Le travail de Mario Giacomelli est complètement différent. Les clichés sont tous d'un noir et blanc très agressif du à l'hypersaturation et au fort contraste. L'intensité du noir découpe les silhouettes du décor dans lequel elles sont photographiées et la luminosité du blanc efface de nombreux détails.
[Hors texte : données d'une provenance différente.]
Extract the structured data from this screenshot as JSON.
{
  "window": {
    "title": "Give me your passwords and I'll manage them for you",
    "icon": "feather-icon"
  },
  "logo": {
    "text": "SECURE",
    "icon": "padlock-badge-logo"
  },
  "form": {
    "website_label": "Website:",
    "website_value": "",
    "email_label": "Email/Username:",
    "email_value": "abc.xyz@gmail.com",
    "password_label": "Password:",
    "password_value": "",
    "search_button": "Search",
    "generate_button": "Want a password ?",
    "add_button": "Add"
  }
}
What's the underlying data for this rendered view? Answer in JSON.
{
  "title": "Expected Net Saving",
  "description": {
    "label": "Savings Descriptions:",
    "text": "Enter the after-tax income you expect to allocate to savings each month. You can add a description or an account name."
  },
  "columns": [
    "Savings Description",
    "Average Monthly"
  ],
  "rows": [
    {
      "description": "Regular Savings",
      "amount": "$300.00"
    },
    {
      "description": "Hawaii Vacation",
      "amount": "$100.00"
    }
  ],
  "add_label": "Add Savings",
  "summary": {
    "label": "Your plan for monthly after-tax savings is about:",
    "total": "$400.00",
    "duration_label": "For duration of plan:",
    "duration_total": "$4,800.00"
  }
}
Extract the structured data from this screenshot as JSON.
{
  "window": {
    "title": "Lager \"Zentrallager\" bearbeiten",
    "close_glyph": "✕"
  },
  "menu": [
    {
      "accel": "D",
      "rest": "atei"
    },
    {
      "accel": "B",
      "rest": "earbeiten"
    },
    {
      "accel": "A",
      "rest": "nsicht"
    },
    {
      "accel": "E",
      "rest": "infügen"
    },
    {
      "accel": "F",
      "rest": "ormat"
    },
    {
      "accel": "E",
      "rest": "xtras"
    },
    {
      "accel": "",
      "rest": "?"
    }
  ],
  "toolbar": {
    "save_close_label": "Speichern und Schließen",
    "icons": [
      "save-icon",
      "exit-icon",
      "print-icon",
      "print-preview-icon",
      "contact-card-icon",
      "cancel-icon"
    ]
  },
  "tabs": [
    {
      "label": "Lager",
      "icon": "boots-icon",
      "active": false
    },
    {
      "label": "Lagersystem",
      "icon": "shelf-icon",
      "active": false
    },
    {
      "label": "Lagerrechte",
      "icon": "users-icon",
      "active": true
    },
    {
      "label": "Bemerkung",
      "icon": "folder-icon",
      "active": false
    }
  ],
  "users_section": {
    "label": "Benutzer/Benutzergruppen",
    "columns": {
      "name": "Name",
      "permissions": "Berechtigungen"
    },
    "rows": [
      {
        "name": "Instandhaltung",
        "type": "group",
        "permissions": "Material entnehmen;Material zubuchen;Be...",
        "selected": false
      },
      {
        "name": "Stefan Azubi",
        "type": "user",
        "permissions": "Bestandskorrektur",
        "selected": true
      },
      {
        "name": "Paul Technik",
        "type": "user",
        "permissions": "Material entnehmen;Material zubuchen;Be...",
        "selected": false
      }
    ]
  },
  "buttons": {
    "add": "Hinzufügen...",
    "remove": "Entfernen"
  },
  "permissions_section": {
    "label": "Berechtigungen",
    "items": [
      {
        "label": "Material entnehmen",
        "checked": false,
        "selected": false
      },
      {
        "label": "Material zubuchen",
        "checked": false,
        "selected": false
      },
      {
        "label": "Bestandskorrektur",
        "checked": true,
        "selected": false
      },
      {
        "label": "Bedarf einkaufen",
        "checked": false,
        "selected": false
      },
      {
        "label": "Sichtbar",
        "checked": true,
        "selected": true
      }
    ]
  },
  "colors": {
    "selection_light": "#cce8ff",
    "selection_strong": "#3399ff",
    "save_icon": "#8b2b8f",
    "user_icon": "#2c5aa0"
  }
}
Les ombres sont plus réelles que les bâtisses qu'elles reflètent.
© Mario Giacomelli
Mario Giacomelli nous plonge dans des paysages irréels. C'est d'autant plus perturbant en photographie que l'on sait que ce qui est photographié a réellement existé et ne peut être totalement fictif. Le cadrage, le noir et blanc et la superposition de négatifs font que les modèles semblent sortir tout droit du néant. L'écorce des arbres ressemble, elle, à des visages et les champs à des peintures abstraites. La saturation peut paraître parfois de trop. Les photos sont brutes et les couleurs ne sont pas raffinées pourtant, Giacomelli nous transporte à partir de sujets simples dans un univers poétique au sein duquel nous n'avons aucun repère.